Lecture 4.4
Sequential Bayesian Learning
Online Bayesian updating: the posterior after seeing $N$ data points becomes the prior for the $(N+1)$-th, yielding a principled incremental learner.
- Derive the sequential update rule from Bayes' theorem and the i.i.d. assumption.
- Explain why the current posterior can serve as the prior for the next observation.
- Show analytically that the posterior covariance shrinks to zero as $N \to \infty$.
- Show that the posterior mean converges to the MLE solution as $N \to \infty$.
1. The Sequential Update Rule
Bayes' theorem with i.i.d. data lets us factor the full posterior recursively. For two observations:
$$p(\mathbf{w} \mid x_1, x_2) \propto p(x_2 \mid \mathbf{w})\, p(x_1 \mid \mathbf{w})\, p(\mathbf{w}) = p(x_2 \mid \mathbf{w}) \cdot \underbrace{p(\mathbf{w} \mid x_1)}_{\text{previous posterior}}.$$The posterior after $x_1$ plays the role of a prior for the update on $x_2$. Generalizing to $N$ observations:
Given the posterior after $n-1$ observations, the posterior after the $n$-th observation $(x_n, t_n)$ is:
$$p(\mathbf{w} \mid \mathcal{D}_n) \propto p(t_n \mid x_n, \mathbf{w})\, \cdot\, p(\mathbf{w} \mid \mathcal{D}_{n-1}),$$where $p(\mathbf{w} \mid \mathcal{D}_{n-1})$ is the posterior from the previous step, now acting as the prior.
Since both the likelihood and the prior are Gaussian, the updated posterior is also Gaussian.

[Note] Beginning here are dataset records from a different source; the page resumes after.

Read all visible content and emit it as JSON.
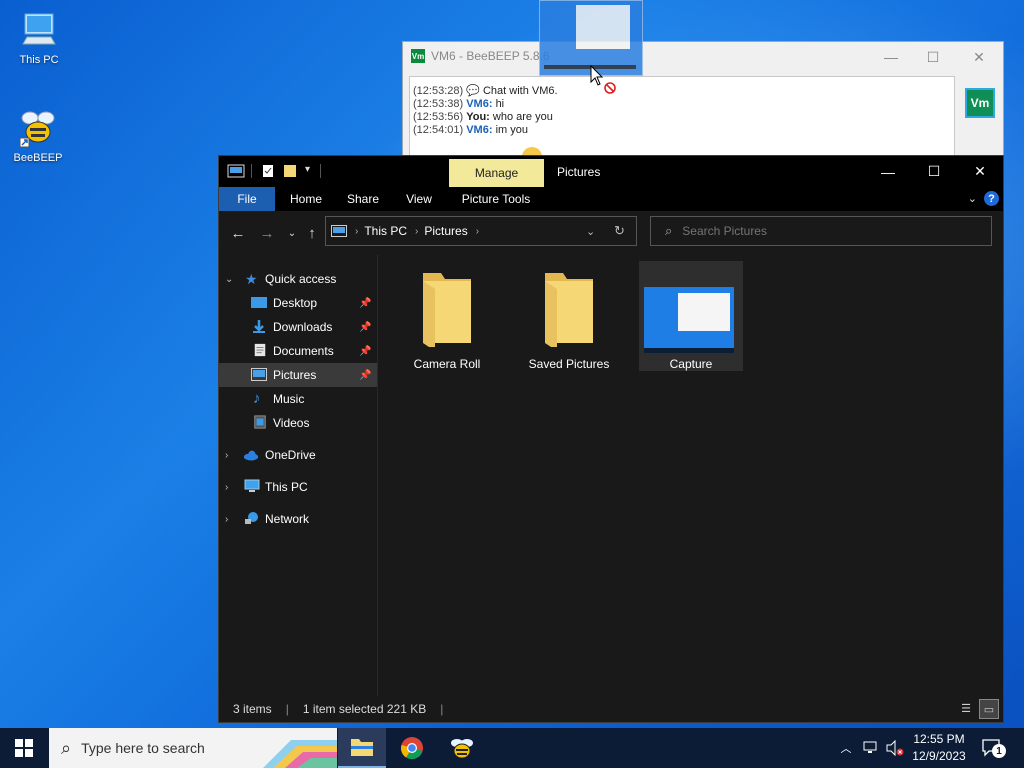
{
  "desktop": {
    "icons": [
      {
        "label": "This PC"
      },
      {
        "label": "BeeBEEP"
      }
    ]
  },
  "beebeep": {
    "title": "VM6 - BeeBEEP 5.8.6",
    "avatar": "Vm",
    "messages": [
      {
        "ts": "(12:53:28)",
        "sender": "",
        "text": "Chat with VM6."
      },
      {
        "ts": "(12:53:38)",
        "sender": "VM6:",
        "text": "hi"
      },
      {
        "ts": "(12:53:56)",
        "sender": "You:",
        "text": "who are you"
      },
      {
        "ts": "(12:54:01)",
        "sender": "VM6:",
        "text": "im you"
      }
    ]
  },
  "explorer": {
    "context_tab": "Manage",
    "title": "Pictures",
    "ribbon": {
      "file": "File",
      "home": "Home",
      "share": "Share",
      "view": "View",
      "picture_tools": "Picture Tools"
    },
    "address": {
      "crumbs": [
        "This PC",
        "Pictures"
      ]
    },
    "search": {
      "placeholder": "Search Pictures"
    },
    "nav": {
      "quick_access": "Quick access",
      "desktop": "Desktop",
      "downloads": "Downloads",
      "documents": "Documents",
      "pictures": "Pictures",
      "music": "Music",
      "videos": "Videos",
      "onedrive": "OneDrive",
      "this_pc": "This PC",
      "network": "Network"
    },
    "items": [
      {
        "name": "Camera Roll"
      },
      {
        "name": "Saved Pictures"
      },
      {
        "name": "Capture"
      }
    ],
    "status": {
      "count": "3 items",
      "selected": "1 item selected  221 KB"
    }
  },
  "taskbar": {
    "search_placeholder": "Type here to search",
    "time": "12:55 PM",
    "date": "12/9/2023",
    "notification_count": "1"
  },
  "colors": {
    "accent": "#1c5fb0",
    "manage_tab": "#f2ea9a",
    "folder": "#f6d775",
    "beebeep_green": "#0f8f55"
  }
}
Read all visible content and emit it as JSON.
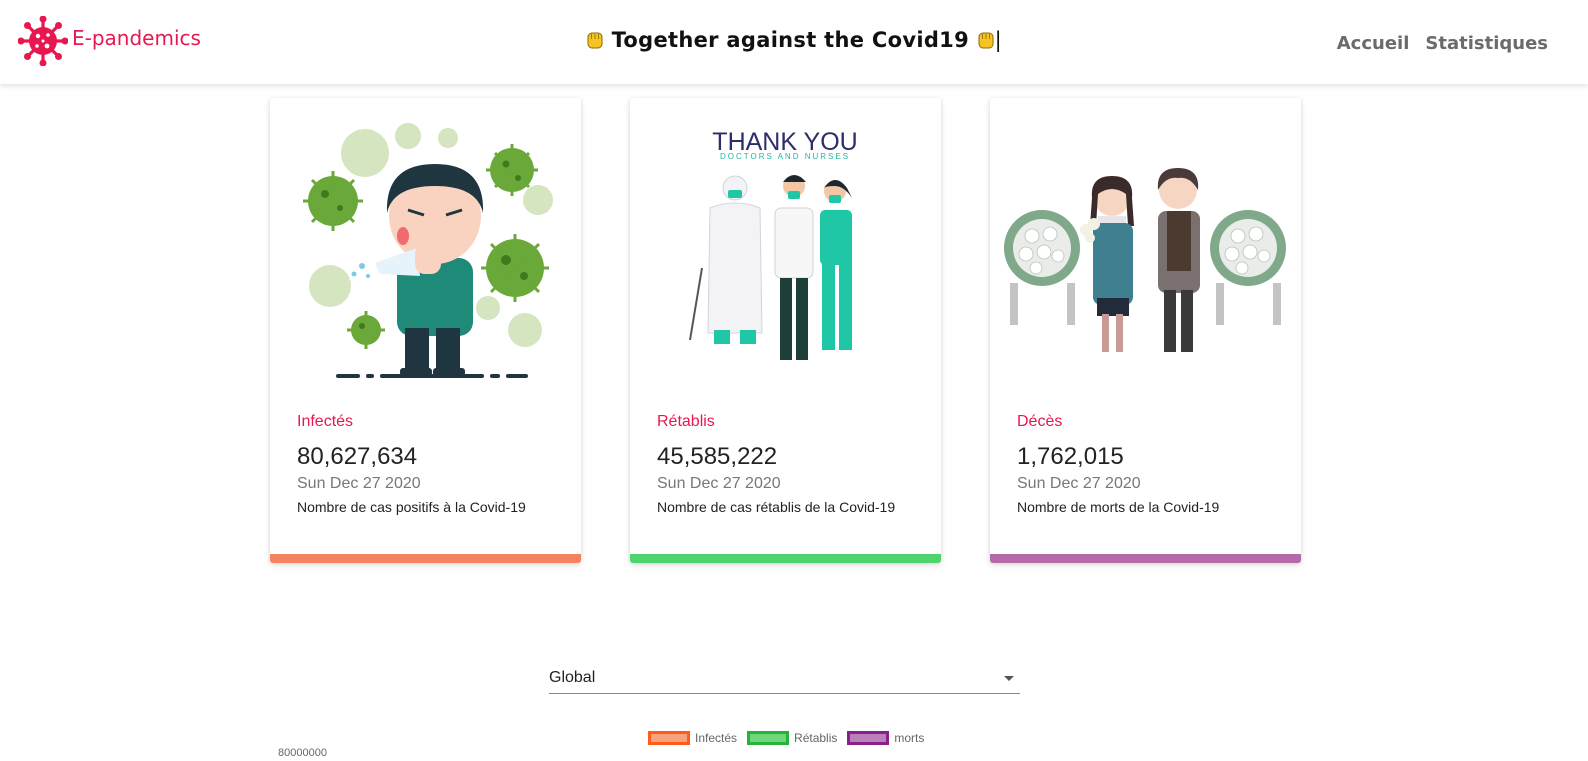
{
  "navbar": {
    "brand": "E-pandemics",
    "headline": "Together against the Covid19",
    "cursor": "|",
    "links": [
      "Accueil",
      "Statistiques"
    ]
  },
  "cards": [
    {
      "label": "Infectés",
      "value": "80,627,634",
      "date": "Sun Dec 27 2020",
      "description": "Nombre de cas positifs à la Covid-19",
      "bar_color": "#f4845f",
      "art": "sneezing-person-illustration"
    },
    {
      "label": "Rétablis",
      "value": "45,585,222",
      "date": "Sun Dec 27 2020",
      "description": "Nombre de cas rétablis de la Covid-19",
      "bar_color": "#4fd36d",
      "art_caption_1": "THANK YOU",
      "art_caption_2": "DOCTORS AND NURSES",
      "art": "medical-staff-illustration"
    },
    {
      "label": "Décès",
      "value": "1,762,015",
      "date": "Sun Dec 27 2020",
      "description": "Nombre de morts de la Covid-19",
      "bar_color": "#b46aa8",
      "art": "mourning-couple-illustration"
    }
  ],
  "selector": {
    "value": "Global"
  },
  "legend": [
    {
      "label": "Infectés",
      "fill": "#f7a27e",
      "border": "#ff5c1a"
    },
    {
      "label": "Rétablis",
      "fill": "#6fd67c",
      "border": "#25b33a"
    },
    {
      "label": "morts",
      "fill": "#b980b9",
      "border": "#8b1f8b"
    }
  ],
  "chart_partial": {
    "top_tick": "80000000"
  },
  "colors": {
    "brand": "#e8174f",
    "accent_label": "#e8174f"
  }
}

The closed-form updates for $\mathbf{m}_N$ and $\mathbf{S}_N$ from Lecture 4.3 apply at each step.
Processing $N$ observations one at a time yields exactly the same final posterior as the batch formula from Lecture 4.3. The sequential form is useful in online settings where data arrives incrementally and reprocessing all past data is expensive.
2. A Visual Example
Consider a linear model $t = a_0 + a_1 x + \epsilon$ with $\epsilon \sim \mathcal{N}(0,\, 0.2^2)$ and true parameters $a_0 = -0.3$, $a_1 = 0.5$. The model is $y = w_0 + w_1 x$, and we place an isotropic Gaussian prior $p(\mathbf{w}) = \mathcal{N}(\mathbf{0},\, \alpha^{-1}\mathbf{I})$ with $\alpha = 2$.

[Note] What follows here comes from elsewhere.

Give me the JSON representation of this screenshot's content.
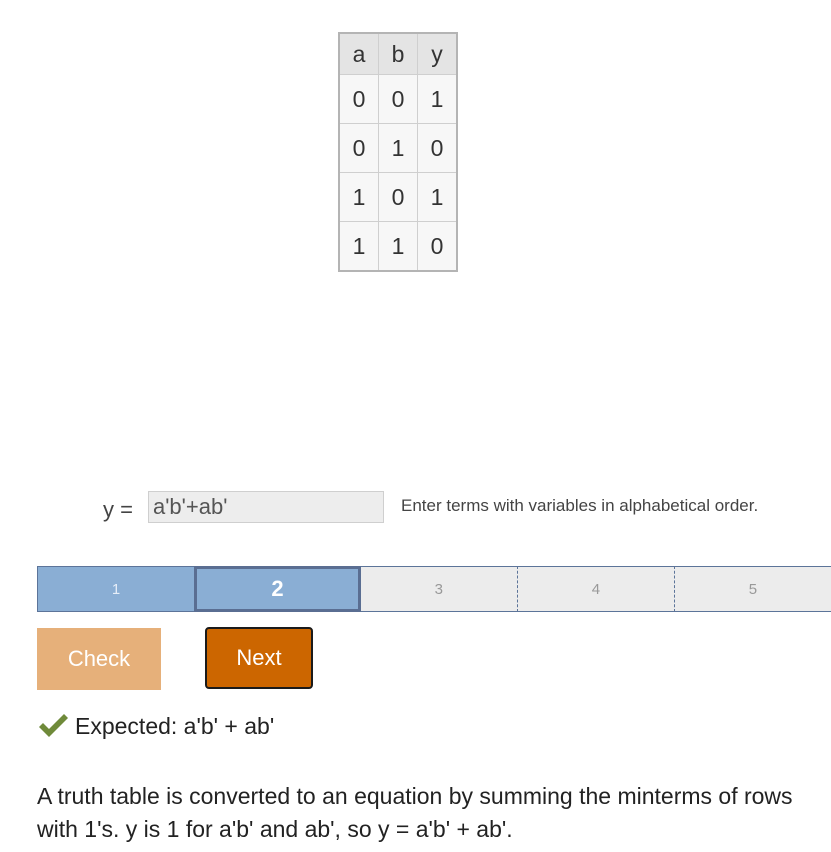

- Before any data: the prior is broad; samples of $(w_0, w_1)$ produce wildly different lines.
- After 1 observation: the posterior narrows; sampled lines pass near the observed point but still vary greatly.
- After 2 observations: the posterior sharpens further; lines begin to converge on the true relationship.

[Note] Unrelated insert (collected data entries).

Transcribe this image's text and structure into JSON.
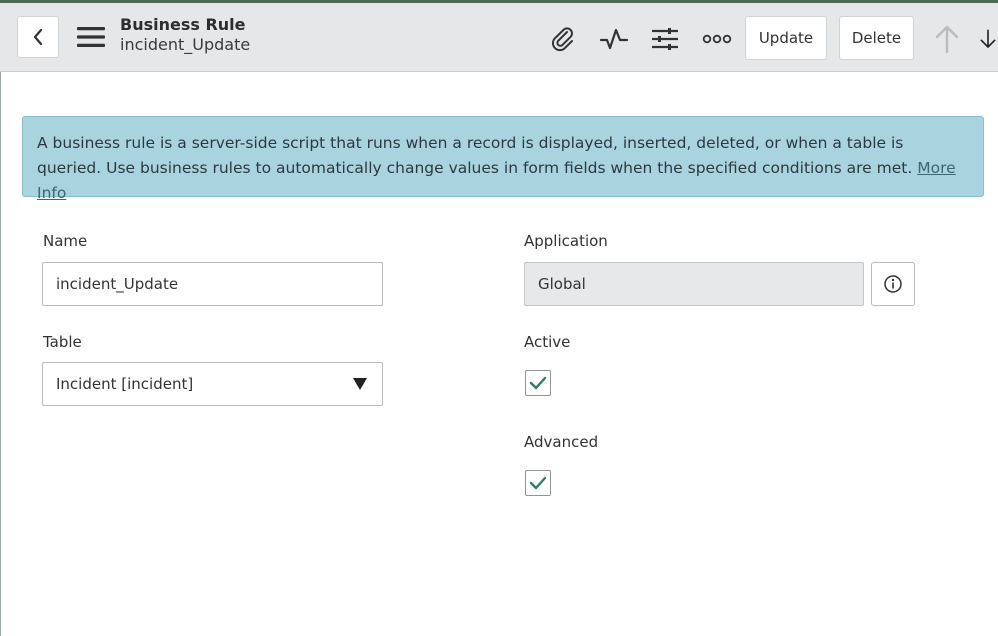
{
  "header": {
    "title": "Business Rule",
    "subtitle": "incident_Update",
    "update_label": "Update",
    "delete_label": "Delete"
  },
  "info": {
    "text": "A business rule is a server-side script that runs when a record is displayed, inserted, deleted, or when a table is queried. Use business rules to automatically change values in form fields when the specified conditions are met.",
    "link_label": "More Info"
  },
  "form": {
    "name_label": "Name",
    "name_value": "incident_Update",
    "table_label": "Table",
    "table_value": "Incident [incident]",
    "application_label": "Application",
    "application_value": "Global",
    "active_label": "Active",
    "active_checked": true,
    "advanced_label": "Advanced",
    "advanced_checked": true
  },
  "colors": {
    "info_bg": "#a9d3de",
    "check": "#2e7d6b",
    "header_bg": "#e5e7e8"
  }
}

- After 20 observations: the posterior is tightly concentrated; sampled lines are nearly indistinguishable and closely match the true line $-0.3 + 0.5x$.
3. Convergence as $N \to \infty$
From Lecture 4.3, $\mathbf{S}_N^{-1} = \alpha\mathbf{I} + \beta\,\boldsymbol{\Phi}^\top\boldsymbol{\Phi}$. As $N \to \infty$, the term $\beta\,\boldsymbol{\Phi}^\top\boldsymbol{\Phi}$ grows without bound (it is a sum of $N$ rank-1 matrices). Therefore:
$$\mathbf{S}_N \to \mathbf{0} \quad \text{as } N \to \infty.$$The posterior concentrates to a single point — the learning algorithm becomes certain about the weights.
In the same limit, $\beta\,\boldsymbol{\Phi}^\top\boldsymbol{\Phi}$ dominates $\alpha\mathbf{I}$. Substituting into $\mathbf{m}_N = \beta\,\mathbf{S}_N\,\boldsymbol{\Phi}^\top\mathbf{t}$:
$$\mathbf{m}_N \to (\boldsymbol{\Phi}^\top\boldsymbol{\Phi})^{-1}\boldsymbol{\Phi}^\top\mathbf{t} = \mathbf{w}_{\mathrm{MLE}} \quad \text{as } N \to \infty.$$Regardless of the prior (as long as it is not degenerate), the posterior mean converges to the maximum likelihood solution with enough data. The prior matters only when data is scarce.